As always and for ever,
Your loving mother
I folded the letter up and Bentley handed me a handkerchief for the tears that now filled my eyes. What argument could I have that could triumph against such a letter? It seemed I had no choice.
Bentley put his arm round me. ‘There, there,’ he said. ‘All will be well, all will be well. Hawton Mere has a moat, they tell me. A moat! You shall be like a knight in a castle, eh? A knight!’ And at this, he waved his finger about in flamboyant imitation of a sword. ‘A moated manor house, eh? Yes, yes. All will be well.’
I dried my tears and exhaustion came over me. Resistance was futile and I had no energy left to pursue my objection.
‘Come, my boy,’ said Bentley quietly. ‘Let us quit this place. The air of the graveyard is full of evil humours – toxic, you know, very toxic indeed. Why, I knew a man who dropped down dead as he walked away from a funeral – dead before he reached his carriage. Quite, quite dead.’

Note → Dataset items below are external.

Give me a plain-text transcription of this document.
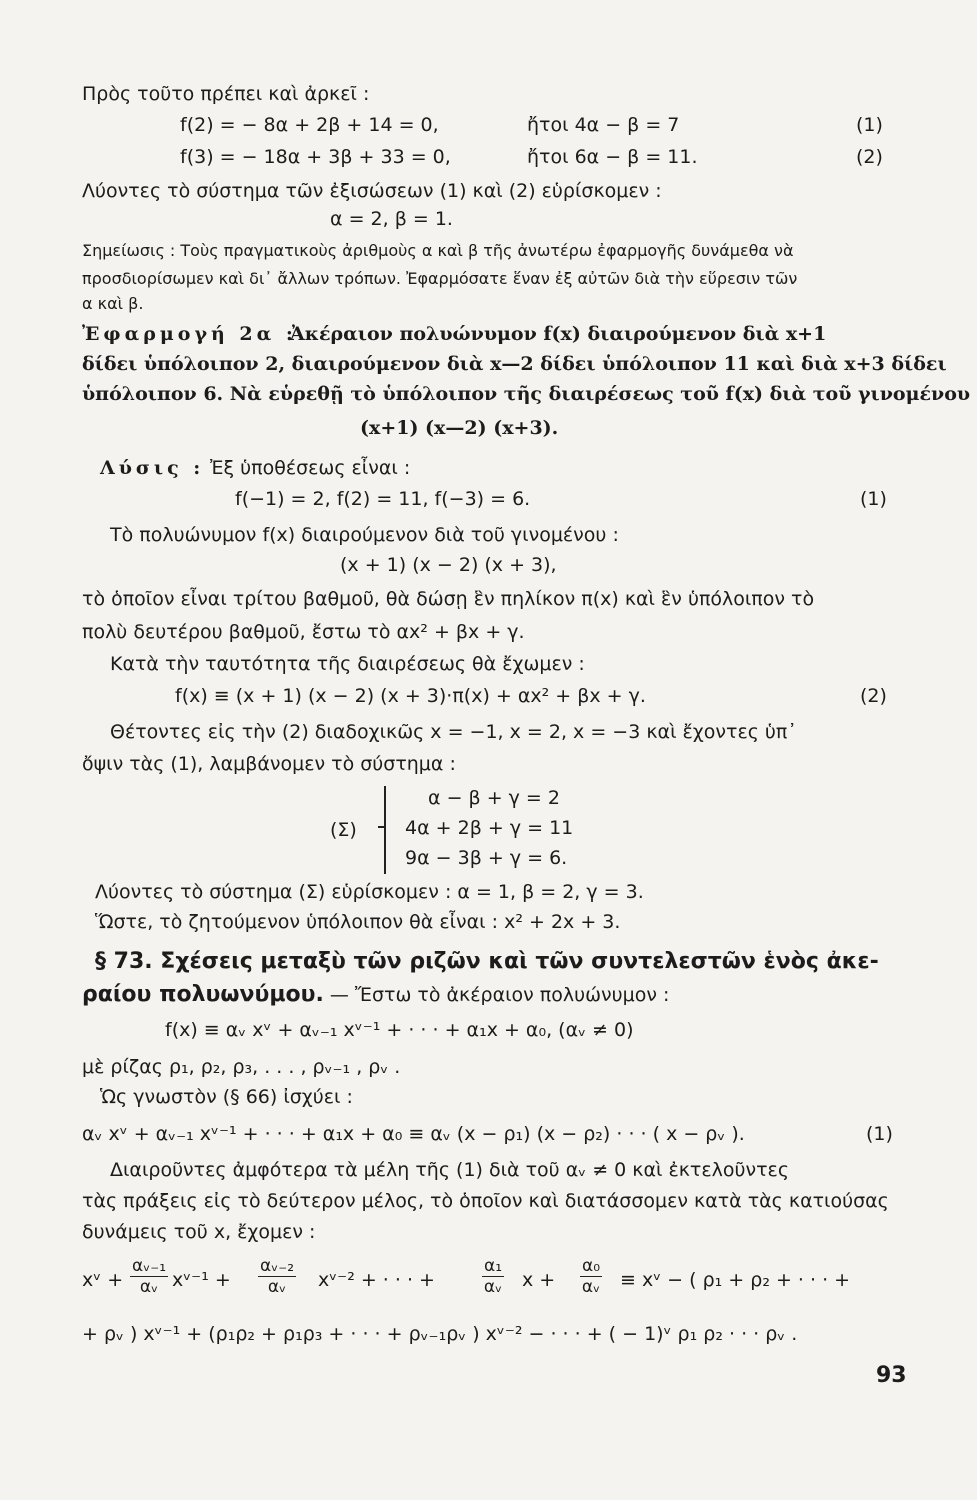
Πρὸς τοῦτο πρέπει καὶ ἀρκεῖ :
f(2) = − 8α + 2β + 14 = 0,	ἤτοι 4α − β = 7	(1)
f(3) = − 18α + 3β + 33 = 0,	ἤτοι 6α − β = 11.	(2)
Λύοντες τὸ σύστημα τῶν ἐξισώσεων (1) καὶ (2) εὑρίσκομεν :
α = 2, β = 1.
Σημείωσις : Τοὺς πραγματικοὺς ἀριθμοὺς α καὶ β τῆς ἀνωτέρω ἐφαρμογῆς δυνάμεθα νὰ
προσδιορίσωμεν καὶ δι᾽ ἄλλων τρόπων. Ἐφαρμόσατε ἕναν ἐξ αὐτῶν διὰ τὴν εὕρεσιν τῶν
α καὶ β.
Ἐφαρμογή 2α :
Ἀκέραιον πολυώνυμον f(x) διαιρούμενον διὰ x+1
δίδει ὑπόλοιπον 2, διαιρούμενον διὰ x—2 δίδει ὑπόλοιπον 11 καὶ διὰ x+3 δίδει
ὑπόλοιπον 6. Νὰ εὑρεθῇ τὸ ὑπόλοιπον τῆς διαιρέσεως τοῦ f(x) διὰ τοῦ γινομένου
(x+1) (x—2) (x+3).
Λύσις : Ἐξ ὑποθέσεως εἶναι :
f(−1) = 2, f(2) = 11, f(−3) = 6.	(1)
Τὸ πολυώνυμον f(x) διαιρούμενον διὰ τοῦ γινομένου :
(x + 1) (x − 2) (x + 3),
τὸ ὁποῖον εἶναι τρίτου βαθμοῦ, θὰ δώσῃ ἓν πηλίκον π(x) καὶ ἓν ὑπόλοιπον τὸ
πολὺ δευτέρου βαθμοῦ, ἔστω τὸ αx² + βx + γ.
Κατὰ τὴν ταυτότητα τῆς διαιρέσεως θὰ ἔχωμεν :
f(x) ≡ (x + 1) (x − 2) (x + 3)·π(x) + αx² + βx + γ.	(2)
Θέτοντες εἰς τὴν (2) διαδοχικῶς x = −1, x = 2, x = −3 καὶ ἔχοντες ὑπ᾽
ὄψιν τὰς (1), λαμβάνομεν τὸ σύστημα :
(Σ)
α − β + γ = 2
4α + 2β + γ = 11
9α − 3β + γ = 6.
Λύοντες τὸ σύστημα (Σ) εὑρίσκομεν : α = 1, β = 2, γ = 3.
Ὥστε, τὸ ζητούμενον ὑπόλοιπον θὰ εἶναι : x² + 2x + 3.
§ 73. Σχέσεις μεταξὺ τῶν ριζῶν καὶ τῶν συντελεστῶν ἑνὸς ἀκε-
ραίου πολυωνύμου. — Ἔστω τὸ ἀκέραιον πολυώνυμον :
f(x) ≡ αᵥ xᵛ + αᵥ₋₁ xᵛ⁻¹ + · · · + α₁x + α₀, (αᵥ ≠ 0)
μὲ ρίζας ρ₁, ρ₂, ρ₃, . . . , ρᵥ₋₁ , ρᵥ .
Ὡς γνωστὸν (§ 66) ἰσχύει :
αᵥ xᵛ + αᵥ₋₁ xᵛ⁻¹ + · · · + α₁x + α₀ ≡ αᵥ (x − ρ₁) (x − ρ₂) · · · ( x − ρᵥ ).	(1)
Διαιροῦντες ἀμφότερα τὰ μέλη τῆς (1) διὰ τοῦ αᵥ ≠ 0 καὶ ἐκτελοῦντες
τὰς πράξεις εἰς τὸ δεύτερον μέλος, τὸ ὁποῖον καὶ διατάσσομεν κατὰ τὰς κατιούσας
δυνάμεις τοῦ x, ἔχομεν :
xᵛ + $\frac{\text{αᵥ₋₁}}{\text{αᵥ}}$ xᵛ⁻¹ + $\frac{\text{αᵥ₋₂}}{\text{αᵥ}}$ xᵛ⁻² + · · · +	$\frac{\text{α₁}}{\text{αᵥ}}$ $x + \frac{\text{α₀}}{\text{αᵥ}}$ ≡ xᵛ − ( ρ₁ + ρ₂ + · · · +
+ ρᵥ ) xᵛ⁻¹ + (ρ₁ρ₂ + ρ₁ρ₃ + · · · + ρᵥ₋₁ρᵥ ) xᵛ⁻² − · · · + ( − 1)ᵛ ρ₁ ρ₂ · · · ρᵥ .
93
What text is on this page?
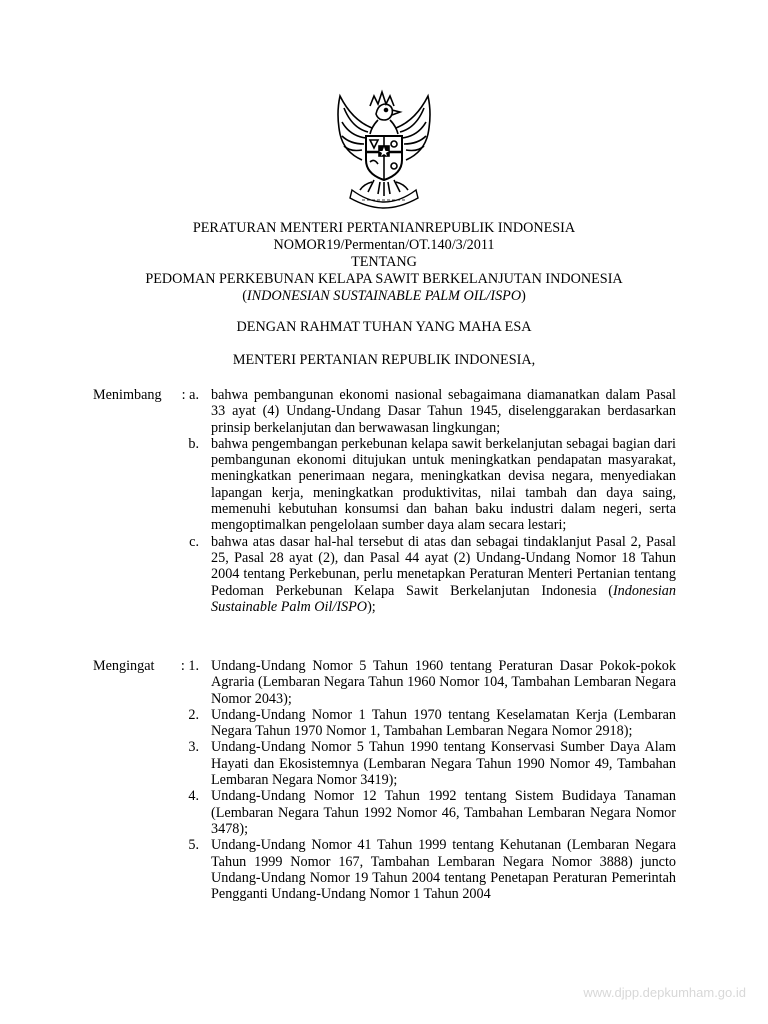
PERATURAN MENTERI PERTANIANREPUBLIK INDONESIA
NOMOR19/Permentan/OT.140/3/2011
TENTANG
PEDOMAN PERKEBUNAN KELAPA SAWIT BERKELANJUTAN INDONESIA
(INDONESIAN SUSTAINABLE PALM OIL/ISPO)
DENGAN RAHMAT TUHAN YANG MAHA ESA
MENTERI PERTANIAN REPUBLIK INDONESIA,
Menimbang	: a. bahwa pembangunan ekonomi nasional sebagaimana diamanatkan dalam Pasal 33 ayat (4) Undang-Undang Dasar Tahun 1945, diselenggarakan berdasarkan prinsip berkelanjutan dan berwawasan lingkungan;
b. bahwa pengembangan perkebunan kelapa sawit berkelanjutan sebagai bagian dari pembangunan ekonomi ditujukan untuk meningkatkan pendapatan masyarakat, meningkatkan penerimaan negara, meningkatkan devisa negara, menyediakan lapangan kerja, meningkatkan produktivitas, nilai tambah dan daya saing, memenuhi kebutuhan konsumsi dan bahan baku industri dalam negeri, serta mengoptimalkan pengelolaan sumber daya alam secara lestari;
c. bahwa atas dasar hal-hal tersebut di atas dan sebagai tindaklanjut Pasal 2, Pasal 25, Pasal 28 ayat (2), dan Pasal 44 ayat (2) Undang-Undang Nomor 18 Tahun 2004 tentang Perkebunan, perlu menetapkan Peraturan Menteri Pertanian tentang Pedoman Perkebunan Kelapa Sawit Berkelanjutan Indonesia (Indonesian Sustainable Palm Oil/ISPO);
Mengingat	: 1. Undang-Undang Nomor 5 Tahun 1960 tentang Peraturan Dasar Pokok-pokok Agraria (Lembaran Negara Tahun 1960 Nomor 104, Tambahan Lembaran Negara Nomor 2043);
2. Undang-Undang Nomor 1 Tahun 1970 tentang Keselamatan Kerja (Lembaran Negara Tahun 1970 Nomor 1, Tambahan Lembaran Negara Nomor 2918);
3. Undang-Undang Nomor 5 Tahun 1990 tentang Konservasi Sumber Daya Alam Hayati dan Ekosistemnya (Lembaran Negara Tahun 1990 Nomor 49, Tambahan Lembaran Negara Nomor 3419);
4. Undang-Undang Nomor 12 Tahun 1992 tentang Sistem Budidaya Tanaman (Lembaran Negara Tahun 1992 Nomor 46, Tambahan Lembaran Negara Nomor 3478);
5. Undang-Undang Nomor 41 Tahun 1999 tentang Kehutanan (Lembaran Negara Tahun 1999 Nomor 167, Tambahan Lembaran Negara Nomor 3888) juncto Undang-Undang Nomor 19 Tahun 2004 tentang Penetapan Peraturan Pemerintah Pengganti Undang-Undang Nomor 1 Tahun 2004
www.djpp.depkumham.go.id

Bentley ushered me towards his carriage and we climbed inside. The carriage creaked forward, the wheels beginning their rumble. I looked out of the window and saw my mother’s grave retreat from view, lost among the numberless throng of tombs and headstones.
Chapter Two
I spent a restless night at the Bentleys’ house in Highgate, packing to leave when I arose early the following day. As we journeyed to King’s Cross station that afternoon I sat in silent contemplation of my many misfortunes. I felt resentful of all those – even, I am ashamed to say, my mother – who had conspired together to bring me to this state. Grief had swiftly given way to a deep and angry bitterness.
The sun was already sinking behind the new St Pancras Hotel when we arrived, and the difference between that tall and stylish edifice and the humbler, squatter King’s Cross station reminded me a little of the difference between the two lawyers who now stood alongside me at the bustling station entrance.